A new project has found a unique approach to conserve some of the best examples of Western Desert art.
Jennifer Scherer

10 Jul 2019 - 3:26 PM  UPDATED 10 Jul 2019 - 3:27 PM

For a lucky few, reaching the largest Indigenous-owned art collection in Australia will take only a few keyboard strokes rather than driving more than 1000km through the desert.

The artworks are housed at a rarely visited gallery in Warburton, a township on the Great Central Road which links the WA mining town Kalgoorlie and the NT outback centre Alice Springs.

Thirty years ago, the Ngaanyatjarra people explicitly decided to retain the best works by its artists rather than selling them on the commercial market in an effort to keep their culture strong.

The collection now contains more than 1000 acrylic-on-canvas paintings, large textile pieces glassworks and a scholarly database detailing traditional stories and artists’ genealogies.

Community leader Angelica Mclean said the collection is "very special”.

"Not many people are able to see our gallery," Ms Mclean told NITV News.

"We have tourists come by Warburton on the Great Central Road but not many people see the art collection - and it's huge."

Over the last three years, the University of Sydney has worked with the community to build an “online portal” which captures their stories, culture, art and language.

Unveiled to coincide with NAIDOC Week, it features 185 artworks plus videos of Elders telling stories in the local language.
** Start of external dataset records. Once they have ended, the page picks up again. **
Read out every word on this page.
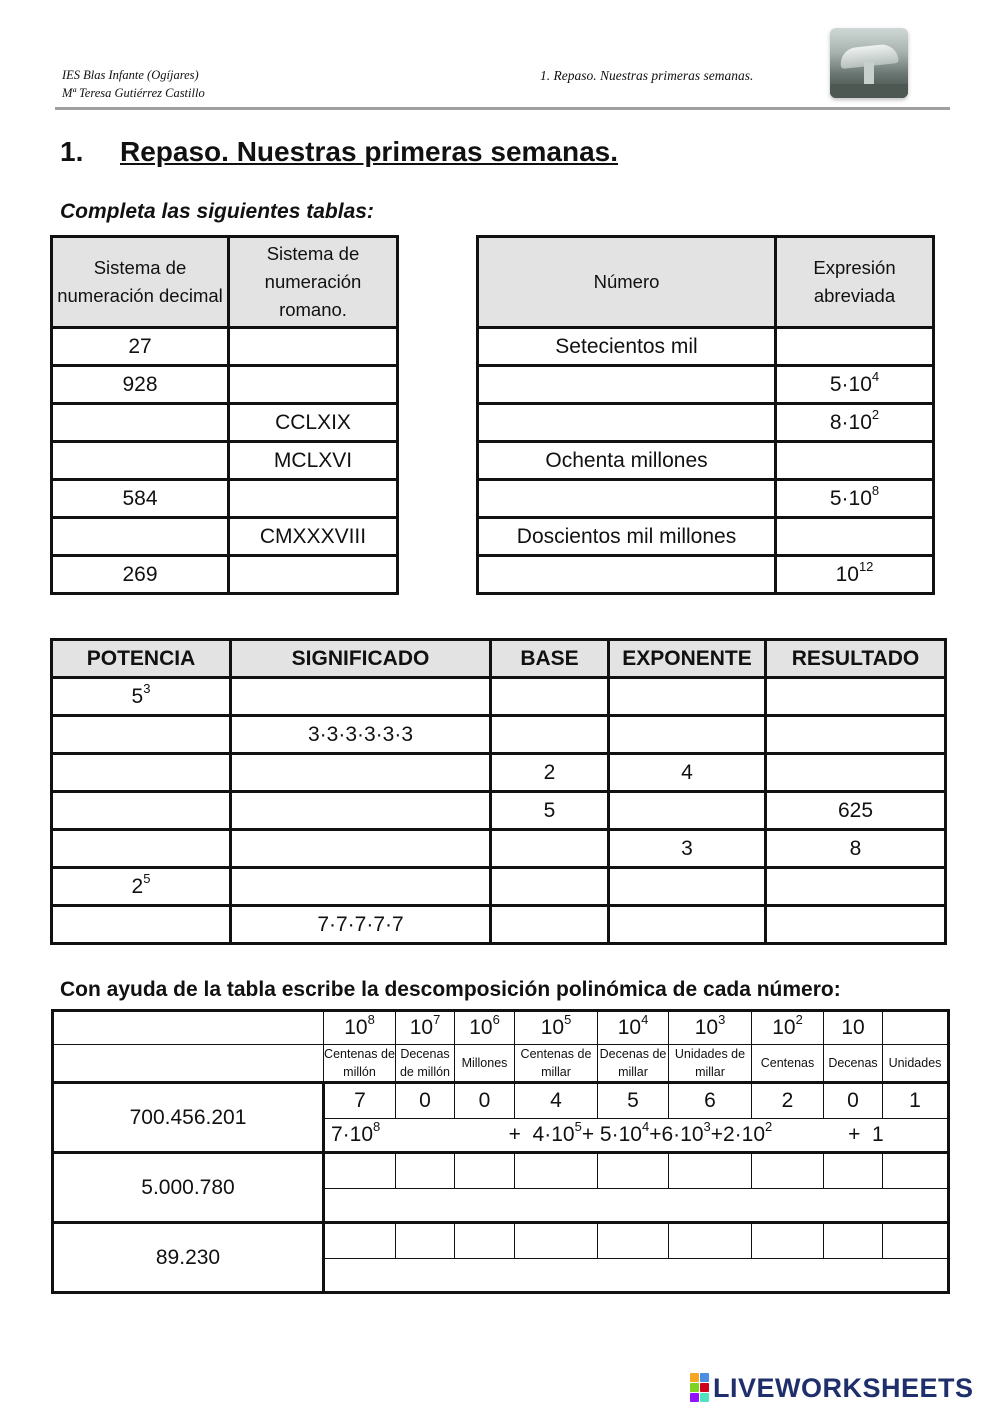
IES Blas Infante (Ogíjares)
Mª Teresa Gutiérrez Castillo
1. Repaso. Nuestras primeras semanas.
1. Repaso. Nuestras primeras semanas.
Completa las siguientes tablas:
Sistema de numeración decimal	Sistema de numeración romano.
27	
928	
	CCLXIX
	MCLXVI
584	
	CMXXXVIII
269	
Número	Expresión abreviada
Setecientos mil	
	$5\cdot 10^4$
	$8\cdot 10^2$
Ochenta millones	
	$5\cdot 10^8$
Doscientos mil millones	
	$10^{12}$
POTENCIA	SIGNIFICADO	BASE	EXPONENTE	RESULTADO
$5^3$				
	3·3·3·3·3·3			
		2	4	
		5		625
			3	8
$2^5$				
	7·7·7·7·7			
Con ayuda de la tabla escribe la descomposición polinómica de cada número:
	$10^8$	$10^7$	$10^6$	$10^5$	$10^4$	$10^3$	$10^2$	10	
	Centenas de millón	Decenas de millón	Millones	Centenas de millar	Decenas de millar	Unidades de millar	Centenas	Decenas	Unidades
700.456.201	7	0	0	4	5	6	2	0	1
	$7\cdot 10^8$                      +  $4\cdot 10^5+ 5\cdot 10^4+6\cdot 10^3+2\cdot 10^2$             +  1								
5.000.780									

89.230									

LIVEWORKSHEETS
Access to the Warburton Arts and Knowledge Portal (WAKP) is currently limited to the university’s postgraduate museum studies students and the community.

The project’s curator, Panos Couros, said it would ensure local knowledge is passed on to future generations of the Ngaanyatjarra people.

"It such a huge and deep educational resource giving people who have no access to any form of Indigenous culture, some starting point to their inquiry," he said.

“They have kept their stories very intact and they've also kept their artwork to themselves so they have the largest collection of artwork owned by an Aboriginal community in Australia."

Elizabeth Holland, a Ngaanyatjara Elder and artist, was part of small contingent which travelled from Warburton to Sydney for the project launch.

"It's our Dreamtime story for the people, and for our grandchildren and for our great-great-grandchildren - so they can think about it - and keep it," Mrs Holland said.

"It's our culture from the heart and from the head."